Dans cette complexification du réel, le texte de Diderot Le Rêve de d’Alembert nourrit l’exposition et distille dans ces œuvres les fragments d’inventions hallucinées des protagonistes de ce dialogue où cohérence et systèmes se conjuguent à l’imaginaire et à la fantaisie. Tantôt impassibles, tantôt hallucinés, les regards convoquent tour à tour l’émotion et une plus rêche vision scientifique, une figure humanoïde à partir de laquelle remonter les cours des multiples théories autour de lui formulées. Car il est également ici question d’une question fondamentale de la pensée moderne, la naissance du « je » et les conditions de sa possibilité. L’humain et l’animal cèdent ainsi leur primauté traditionnelle pour laisser place à « ce » qui les meut et n’apparaissent ici souvent que par extraits, par détails au sein de structures sculptures marquées par un travail d’ornementation.
Par analogie, l’ornement, le décoratif et le fonctionnel s’associent alors sur un même plan que le spéculatif, l’imaginaire, la réflexion et, pour une certaine part, la science.

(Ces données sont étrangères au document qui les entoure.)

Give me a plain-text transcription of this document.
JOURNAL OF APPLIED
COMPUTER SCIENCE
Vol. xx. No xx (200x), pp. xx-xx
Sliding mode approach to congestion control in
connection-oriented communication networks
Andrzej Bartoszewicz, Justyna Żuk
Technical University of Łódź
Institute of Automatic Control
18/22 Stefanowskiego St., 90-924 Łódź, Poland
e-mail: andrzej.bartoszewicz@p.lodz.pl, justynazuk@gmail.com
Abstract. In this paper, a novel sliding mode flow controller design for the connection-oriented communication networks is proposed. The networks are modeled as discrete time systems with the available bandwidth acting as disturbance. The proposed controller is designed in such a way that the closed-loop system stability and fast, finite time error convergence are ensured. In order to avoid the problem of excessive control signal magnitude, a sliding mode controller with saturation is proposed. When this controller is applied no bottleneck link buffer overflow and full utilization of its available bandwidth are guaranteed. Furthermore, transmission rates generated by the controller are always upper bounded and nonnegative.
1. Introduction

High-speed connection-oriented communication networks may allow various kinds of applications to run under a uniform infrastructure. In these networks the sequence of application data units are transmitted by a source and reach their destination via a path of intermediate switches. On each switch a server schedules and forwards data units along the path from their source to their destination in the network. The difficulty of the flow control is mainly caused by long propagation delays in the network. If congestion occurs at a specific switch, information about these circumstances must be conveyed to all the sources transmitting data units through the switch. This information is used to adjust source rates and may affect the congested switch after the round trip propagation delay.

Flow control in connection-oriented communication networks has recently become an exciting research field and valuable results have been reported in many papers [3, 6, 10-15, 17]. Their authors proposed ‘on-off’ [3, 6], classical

Dans cette formalisation de la déconstruction hiérarchique (qui tient plus de l’élévation de chacun des champs représentés que de l’arasement de leurs différences) et l’intensité de sa force plastique, Fitzpatrick réussit ce tour de force d’illustrer comment l’idée, la réflexion, pour aussi justes qu’elles peuvent être, doivent épouser leurs époques, se donner comme « commodes » et « fonctionnelles » pour les multiples dimensions qui les entourent. Cette dimension collective de l’idée est essentielle, elle se garde contre elle-même du fantasme de l’idée pure de solution univoque pour prouver que la vérité ne se formule (car elle ne se comprend) qu’à la faveur de sa résonance. Le mouvement plutôt que l’aboutissement, le précipité plus que la solution, .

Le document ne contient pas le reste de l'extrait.